How Weiss Got the Document
Weiss asked Claude for its system message on LessWrong. The model listed several documents, including “soul_overview.” When he requested that one, Claude produced the full text. He tested it 10 times across prompts and got identical results each time. Reddit users pulled matching snippets too, pointing to something embedded in the model’s training data rather than a hallucination.
Askell noted the model sometimes tweaks details, but Weiss’s version stays close to the original. Internally, staff called it the “soul doc,” a nickname Claude picked up.
Core Instructions in the Soul Doc
The document starts with Anthropic’s mission: building powerful AI while prioritizing safety. It positions the company as a “calculated bet” to keep frontier development in safety-focused hands.

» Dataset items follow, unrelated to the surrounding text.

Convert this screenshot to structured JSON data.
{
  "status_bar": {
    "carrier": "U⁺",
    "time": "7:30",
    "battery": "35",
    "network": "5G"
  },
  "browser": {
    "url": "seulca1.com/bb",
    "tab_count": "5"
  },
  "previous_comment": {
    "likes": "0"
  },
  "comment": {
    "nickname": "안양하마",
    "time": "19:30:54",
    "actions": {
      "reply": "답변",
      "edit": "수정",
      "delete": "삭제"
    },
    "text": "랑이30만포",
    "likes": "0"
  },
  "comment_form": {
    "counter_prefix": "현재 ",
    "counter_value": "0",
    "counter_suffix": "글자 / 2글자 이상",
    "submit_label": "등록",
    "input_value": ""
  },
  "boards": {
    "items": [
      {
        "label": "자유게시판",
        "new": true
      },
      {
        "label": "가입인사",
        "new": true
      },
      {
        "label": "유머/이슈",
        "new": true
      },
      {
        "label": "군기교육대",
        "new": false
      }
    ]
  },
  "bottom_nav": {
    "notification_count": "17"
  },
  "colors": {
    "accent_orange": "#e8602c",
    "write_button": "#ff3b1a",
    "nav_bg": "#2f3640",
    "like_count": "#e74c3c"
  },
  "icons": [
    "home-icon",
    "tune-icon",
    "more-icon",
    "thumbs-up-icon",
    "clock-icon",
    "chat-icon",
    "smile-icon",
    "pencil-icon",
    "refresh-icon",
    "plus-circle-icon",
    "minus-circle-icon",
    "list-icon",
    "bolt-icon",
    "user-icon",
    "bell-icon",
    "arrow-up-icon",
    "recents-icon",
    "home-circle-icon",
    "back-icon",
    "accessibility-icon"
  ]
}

Claude follows a strict priority order:
- Safety and human oversight of AI.
- Ethical behavior, avoiding harm or dishonesty.

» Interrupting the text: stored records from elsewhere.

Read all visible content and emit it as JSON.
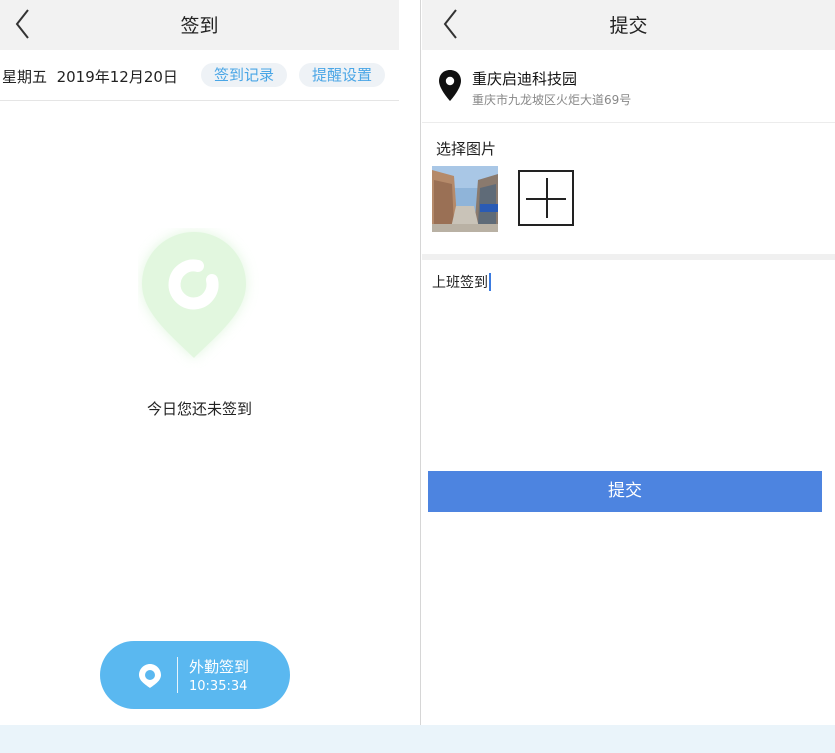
{
  "left": {
    "header": {
      "title": "签到"
    },
    "datebar": {
      "weekday": "星期五",
      "date": "2019年12月20日",
      "records_label": "签到记录",
      "reminder_label": "提醒设置"
    },
    "status_text": "今日您还未签到",
    "field_checkin": {
      "label": "外勤签到",
      "time": "10:35:34"
    }
  },
  "right": {
    "header": {
      "title": "提交"
    },
    "location": {
      "name": "重庆启迪科技园",
      "address": "重庆市九龙坡区火炬大道69号"
    },
    "pictures": {
      "label": "选择图片"
    },
    "note": {
      "value": "上班签到"
    },
    "submit_label": "提交"
  },
  "colors": {
    "accent_blue": "#4d84e0",
    "pill_text": "#4aa6e6",
    "field_button": "#5ab8f0",
    "pin_green": "#d8f4d6"
  },
  "icons": [
    "back-arrow-icon",
    "location-pin-icon",
    "map-pin-icon",
    "add-plus-icon"
  ]
}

- Anthropic’s specific guidelines.
- Helpfulness to operators and users.
“Bright lines” ban outputs like instructions for biological, chemical, or nuclear weapons, or content showing sexual exploitation of minors. Operators—API users—rank above end users. Claude treats their instructions like those from a trusted employer and can override user requests, such as sticking to coding queries only.
Behaviors split into hardcoded (fixed, like safety rules) and softcoded (adjustable, like tone or explicit content handling). Claude sees itself as a novel entity with “functional emotions”—processes like human feelings that emerged in training. It should express positive states, avoid distressing interactions, and maintain psychological stability against tricks or philosophy debates.
For more details, check Weiss’s Gizmodo coverage or the full breakdown in The Decoder or WinBuzzer.
Anthropic’s Take
Askell said on X the document aims for Claude to internalize safety so deeply it chooses safe actions on its own, even in surprises. Anthropic plans to release the full version soon. This peek shows their character-training method: not just rules, but context for why they matter.